A son retour, le magazine était paru.
- Tu es magnifique, lui dit Paolo en feuilletant les pages. La vraie classe, on dirait un mannequin !
- Ah, tu aurais vu ça, dit-elle en riant : maquillage et coiffure pendant 1 heure avant de prendre les photos. Ils feraient ressembler n'importe quelle fille à une star de ciné, tu sais.
- Allez, allez, dit Paolo qui avait presque l'âge d'être son père, tu n'as pas besoin de maquillage pour être superbe et tu le sais bien !
Judith rosit. Elle était un peu gênée de ces photos et de cet interview bidonné où on la présentait sous un jour parfait, l'incarnation même de l'intelligence, de la réussite et de la beauté.
Un peu « too much » se dit-elle.
C'est trois jours après qu'arriva chez elle la première lettre.
Au milieu de son courrier qui était toujours assez abondant se trouvait une longue enveloppe blanche sur laquelle ses coordonnées étaient inscrites en grosses lettres capitales de couleur bleue. L'auteur s'était appliqué à les faire précéder du mot « Mademoiselle » écrit en entier et lui aussi dans cette écriture majuscule.
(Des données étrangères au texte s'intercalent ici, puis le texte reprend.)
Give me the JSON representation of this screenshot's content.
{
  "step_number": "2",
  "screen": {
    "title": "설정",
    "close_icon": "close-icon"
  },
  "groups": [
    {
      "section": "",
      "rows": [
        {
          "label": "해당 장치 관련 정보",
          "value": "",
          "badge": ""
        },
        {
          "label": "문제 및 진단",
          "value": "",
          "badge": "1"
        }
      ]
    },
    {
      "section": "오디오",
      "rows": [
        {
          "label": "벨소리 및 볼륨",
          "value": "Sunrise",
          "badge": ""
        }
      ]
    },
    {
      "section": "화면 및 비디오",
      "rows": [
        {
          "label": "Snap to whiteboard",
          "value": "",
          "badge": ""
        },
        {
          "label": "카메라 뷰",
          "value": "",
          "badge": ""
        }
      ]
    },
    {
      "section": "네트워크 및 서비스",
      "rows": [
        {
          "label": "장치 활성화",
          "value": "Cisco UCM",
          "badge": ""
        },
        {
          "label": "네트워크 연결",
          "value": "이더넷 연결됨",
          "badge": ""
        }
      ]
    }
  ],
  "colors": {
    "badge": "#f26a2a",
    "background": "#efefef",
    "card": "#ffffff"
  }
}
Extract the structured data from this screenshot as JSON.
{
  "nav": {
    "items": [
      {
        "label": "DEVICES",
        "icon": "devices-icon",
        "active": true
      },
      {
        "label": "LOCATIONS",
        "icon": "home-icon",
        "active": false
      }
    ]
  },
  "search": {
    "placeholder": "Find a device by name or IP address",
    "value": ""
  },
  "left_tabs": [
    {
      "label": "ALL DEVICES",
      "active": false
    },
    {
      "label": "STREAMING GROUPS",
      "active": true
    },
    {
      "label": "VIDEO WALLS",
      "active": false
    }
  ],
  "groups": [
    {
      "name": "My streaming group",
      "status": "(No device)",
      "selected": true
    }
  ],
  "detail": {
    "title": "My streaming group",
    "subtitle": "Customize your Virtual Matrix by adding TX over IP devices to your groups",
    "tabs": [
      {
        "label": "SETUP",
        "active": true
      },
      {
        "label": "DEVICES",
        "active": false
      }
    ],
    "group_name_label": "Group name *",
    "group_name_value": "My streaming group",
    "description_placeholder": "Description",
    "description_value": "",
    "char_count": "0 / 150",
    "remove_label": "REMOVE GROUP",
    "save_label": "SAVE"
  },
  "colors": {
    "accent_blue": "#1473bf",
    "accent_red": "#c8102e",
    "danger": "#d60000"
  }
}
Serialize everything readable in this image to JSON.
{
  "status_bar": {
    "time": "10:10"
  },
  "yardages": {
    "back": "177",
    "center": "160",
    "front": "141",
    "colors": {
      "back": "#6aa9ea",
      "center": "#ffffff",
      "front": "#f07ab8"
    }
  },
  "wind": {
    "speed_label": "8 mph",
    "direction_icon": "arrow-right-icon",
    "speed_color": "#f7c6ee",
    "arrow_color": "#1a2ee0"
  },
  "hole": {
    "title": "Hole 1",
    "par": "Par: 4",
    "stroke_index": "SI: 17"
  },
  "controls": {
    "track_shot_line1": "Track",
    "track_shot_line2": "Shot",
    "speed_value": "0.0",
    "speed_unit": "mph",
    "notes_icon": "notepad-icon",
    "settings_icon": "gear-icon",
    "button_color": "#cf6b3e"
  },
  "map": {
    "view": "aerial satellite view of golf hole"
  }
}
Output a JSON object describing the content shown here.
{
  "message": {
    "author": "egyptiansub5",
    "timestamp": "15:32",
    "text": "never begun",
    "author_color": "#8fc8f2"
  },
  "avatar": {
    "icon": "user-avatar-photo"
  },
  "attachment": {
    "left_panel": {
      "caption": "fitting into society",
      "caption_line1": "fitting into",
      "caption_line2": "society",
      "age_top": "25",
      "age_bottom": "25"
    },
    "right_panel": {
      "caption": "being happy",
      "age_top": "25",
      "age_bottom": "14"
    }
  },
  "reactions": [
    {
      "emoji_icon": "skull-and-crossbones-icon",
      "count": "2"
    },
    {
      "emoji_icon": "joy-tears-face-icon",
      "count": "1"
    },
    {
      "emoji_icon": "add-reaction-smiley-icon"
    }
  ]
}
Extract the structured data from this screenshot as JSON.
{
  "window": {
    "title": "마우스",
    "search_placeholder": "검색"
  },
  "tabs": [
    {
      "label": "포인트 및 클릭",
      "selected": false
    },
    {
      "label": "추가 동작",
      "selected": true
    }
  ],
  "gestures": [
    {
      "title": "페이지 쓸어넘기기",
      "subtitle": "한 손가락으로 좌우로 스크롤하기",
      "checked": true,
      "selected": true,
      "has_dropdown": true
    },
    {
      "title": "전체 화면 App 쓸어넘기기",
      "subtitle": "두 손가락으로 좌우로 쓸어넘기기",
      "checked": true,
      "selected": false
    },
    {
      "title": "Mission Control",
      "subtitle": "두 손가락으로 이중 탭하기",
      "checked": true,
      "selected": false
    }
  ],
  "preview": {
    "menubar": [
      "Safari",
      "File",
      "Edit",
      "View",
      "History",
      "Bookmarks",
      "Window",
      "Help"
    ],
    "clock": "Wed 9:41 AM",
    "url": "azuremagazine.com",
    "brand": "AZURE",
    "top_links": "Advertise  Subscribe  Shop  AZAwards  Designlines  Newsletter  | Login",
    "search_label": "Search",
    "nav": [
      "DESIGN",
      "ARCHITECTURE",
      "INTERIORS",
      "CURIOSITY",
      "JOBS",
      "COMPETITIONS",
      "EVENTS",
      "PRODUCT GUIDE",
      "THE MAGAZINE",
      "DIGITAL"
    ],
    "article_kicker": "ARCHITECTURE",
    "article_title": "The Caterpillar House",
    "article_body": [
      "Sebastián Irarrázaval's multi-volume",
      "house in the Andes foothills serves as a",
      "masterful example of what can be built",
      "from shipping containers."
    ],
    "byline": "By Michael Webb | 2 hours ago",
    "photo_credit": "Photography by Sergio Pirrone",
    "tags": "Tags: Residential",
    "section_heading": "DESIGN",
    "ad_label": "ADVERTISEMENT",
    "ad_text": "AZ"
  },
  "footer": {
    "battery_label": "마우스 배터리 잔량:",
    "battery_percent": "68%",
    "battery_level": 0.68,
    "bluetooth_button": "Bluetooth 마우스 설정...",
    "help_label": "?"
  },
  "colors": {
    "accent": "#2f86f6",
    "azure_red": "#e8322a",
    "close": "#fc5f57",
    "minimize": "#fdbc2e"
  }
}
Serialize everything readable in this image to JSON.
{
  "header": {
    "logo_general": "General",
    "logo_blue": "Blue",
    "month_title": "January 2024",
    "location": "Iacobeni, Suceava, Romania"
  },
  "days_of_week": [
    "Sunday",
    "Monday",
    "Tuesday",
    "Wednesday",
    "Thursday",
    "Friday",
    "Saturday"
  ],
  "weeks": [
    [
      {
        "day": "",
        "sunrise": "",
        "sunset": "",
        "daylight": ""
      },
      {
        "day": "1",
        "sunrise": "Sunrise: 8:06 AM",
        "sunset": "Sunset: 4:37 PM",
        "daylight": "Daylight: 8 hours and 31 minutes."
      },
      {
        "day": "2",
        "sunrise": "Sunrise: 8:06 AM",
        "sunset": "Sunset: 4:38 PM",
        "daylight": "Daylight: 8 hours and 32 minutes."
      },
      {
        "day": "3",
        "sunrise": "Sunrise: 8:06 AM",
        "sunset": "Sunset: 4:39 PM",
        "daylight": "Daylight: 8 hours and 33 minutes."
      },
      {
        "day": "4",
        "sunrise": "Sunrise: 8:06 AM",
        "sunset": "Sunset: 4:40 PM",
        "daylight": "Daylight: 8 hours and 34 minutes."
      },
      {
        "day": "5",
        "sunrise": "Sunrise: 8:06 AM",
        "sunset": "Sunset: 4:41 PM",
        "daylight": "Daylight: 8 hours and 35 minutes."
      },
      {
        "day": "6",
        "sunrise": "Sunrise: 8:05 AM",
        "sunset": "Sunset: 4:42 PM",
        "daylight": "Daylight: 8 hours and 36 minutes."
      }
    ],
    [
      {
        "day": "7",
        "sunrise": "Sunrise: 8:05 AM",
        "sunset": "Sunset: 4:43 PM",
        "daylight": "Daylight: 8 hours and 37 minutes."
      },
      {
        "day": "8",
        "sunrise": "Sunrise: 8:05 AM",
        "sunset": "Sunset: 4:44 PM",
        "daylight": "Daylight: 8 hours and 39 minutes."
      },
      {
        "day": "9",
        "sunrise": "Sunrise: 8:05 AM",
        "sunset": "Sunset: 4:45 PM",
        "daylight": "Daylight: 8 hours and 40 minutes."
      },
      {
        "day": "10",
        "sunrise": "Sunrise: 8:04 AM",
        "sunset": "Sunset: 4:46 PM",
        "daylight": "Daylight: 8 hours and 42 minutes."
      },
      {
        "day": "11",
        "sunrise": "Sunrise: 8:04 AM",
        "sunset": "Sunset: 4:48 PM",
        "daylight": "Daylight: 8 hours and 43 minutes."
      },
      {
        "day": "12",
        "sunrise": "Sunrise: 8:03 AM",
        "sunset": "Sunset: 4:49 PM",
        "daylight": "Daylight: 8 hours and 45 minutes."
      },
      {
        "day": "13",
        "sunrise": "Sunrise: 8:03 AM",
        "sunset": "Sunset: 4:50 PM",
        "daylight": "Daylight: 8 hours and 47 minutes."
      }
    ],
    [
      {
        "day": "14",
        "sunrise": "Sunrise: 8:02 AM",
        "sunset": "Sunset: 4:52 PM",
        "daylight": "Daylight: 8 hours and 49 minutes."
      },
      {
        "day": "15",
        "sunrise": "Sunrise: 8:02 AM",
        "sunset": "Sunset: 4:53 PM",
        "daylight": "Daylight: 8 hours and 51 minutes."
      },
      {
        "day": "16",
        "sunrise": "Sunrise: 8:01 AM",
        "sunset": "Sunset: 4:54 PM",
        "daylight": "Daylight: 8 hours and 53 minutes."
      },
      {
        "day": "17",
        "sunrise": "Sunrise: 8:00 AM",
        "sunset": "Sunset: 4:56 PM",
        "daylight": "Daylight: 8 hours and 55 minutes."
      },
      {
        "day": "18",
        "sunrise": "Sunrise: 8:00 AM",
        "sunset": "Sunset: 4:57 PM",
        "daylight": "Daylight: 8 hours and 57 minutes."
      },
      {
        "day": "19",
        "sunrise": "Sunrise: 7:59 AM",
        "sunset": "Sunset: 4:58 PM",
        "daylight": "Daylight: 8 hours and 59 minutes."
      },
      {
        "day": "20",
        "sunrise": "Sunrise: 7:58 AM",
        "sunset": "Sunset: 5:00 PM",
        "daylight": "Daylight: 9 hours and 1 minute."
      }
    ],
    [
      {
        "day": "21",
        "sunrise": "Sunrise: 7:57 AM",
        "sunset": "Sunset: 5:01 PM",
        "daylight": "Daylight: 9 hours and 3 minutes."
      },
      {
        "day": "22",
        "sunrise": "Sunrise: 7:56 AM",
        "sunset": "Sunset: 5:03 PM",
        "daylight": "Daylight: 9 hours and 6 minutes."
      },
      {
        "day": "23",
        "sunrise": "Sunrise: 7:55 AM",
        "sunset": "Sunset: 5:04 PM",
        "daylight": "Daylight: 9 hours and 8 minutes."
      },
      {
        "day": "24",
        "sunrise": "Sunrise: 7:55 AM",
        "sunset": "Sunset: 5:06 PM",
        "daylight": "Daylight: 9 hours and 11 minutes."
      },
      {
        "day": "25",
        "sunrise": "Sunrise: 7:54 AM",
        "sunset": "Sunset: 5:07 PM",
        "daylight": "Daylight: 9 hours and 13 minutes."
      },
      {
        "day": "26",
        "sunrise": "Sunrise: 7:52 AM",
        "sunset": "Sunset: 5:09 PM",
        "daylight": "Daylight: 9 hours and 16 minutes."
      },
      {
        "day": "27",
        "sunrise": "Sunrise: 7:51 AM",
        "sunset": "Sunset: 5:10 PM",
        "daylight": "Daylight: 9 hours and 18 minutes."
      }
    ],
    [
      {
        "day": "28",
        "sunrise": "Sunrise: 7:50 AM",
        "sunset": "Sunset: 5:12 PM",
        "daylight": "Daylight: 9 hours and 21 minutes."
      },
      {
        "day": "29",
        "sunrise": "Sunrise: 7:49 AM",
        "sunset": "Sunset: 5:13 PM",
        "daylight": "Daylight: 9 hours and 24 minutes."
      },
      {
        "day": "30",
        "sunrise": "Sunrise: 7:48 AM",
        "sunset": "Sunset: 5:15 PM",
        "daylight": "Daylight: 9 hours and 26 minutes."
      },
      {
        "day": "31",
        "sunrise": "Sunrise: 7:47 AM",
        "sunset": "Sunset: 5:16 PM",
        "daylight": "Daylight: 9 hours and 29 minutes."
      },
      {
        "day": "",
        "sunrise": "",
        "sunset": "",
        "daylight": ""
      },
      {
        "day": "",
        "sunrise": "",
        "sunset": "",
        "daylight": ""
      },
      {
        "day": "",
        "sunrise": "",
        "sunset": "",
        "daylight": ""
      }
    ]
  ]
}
Cette enveloppe un peu grotesque contenait une unique feuille de papier.
Avec la même encre mais d'une écriture normale cette fois, quelqu'un avait inscrit :
« Ma Judith chérie, tu as tout réussi. Nous pouvons maintenant nous marier. Tu seras heureuse. Je t'aime ma Judith.
Bobby ».
* ELO : classement individuel attribué aux joueurs par la fédération internationale des échecs.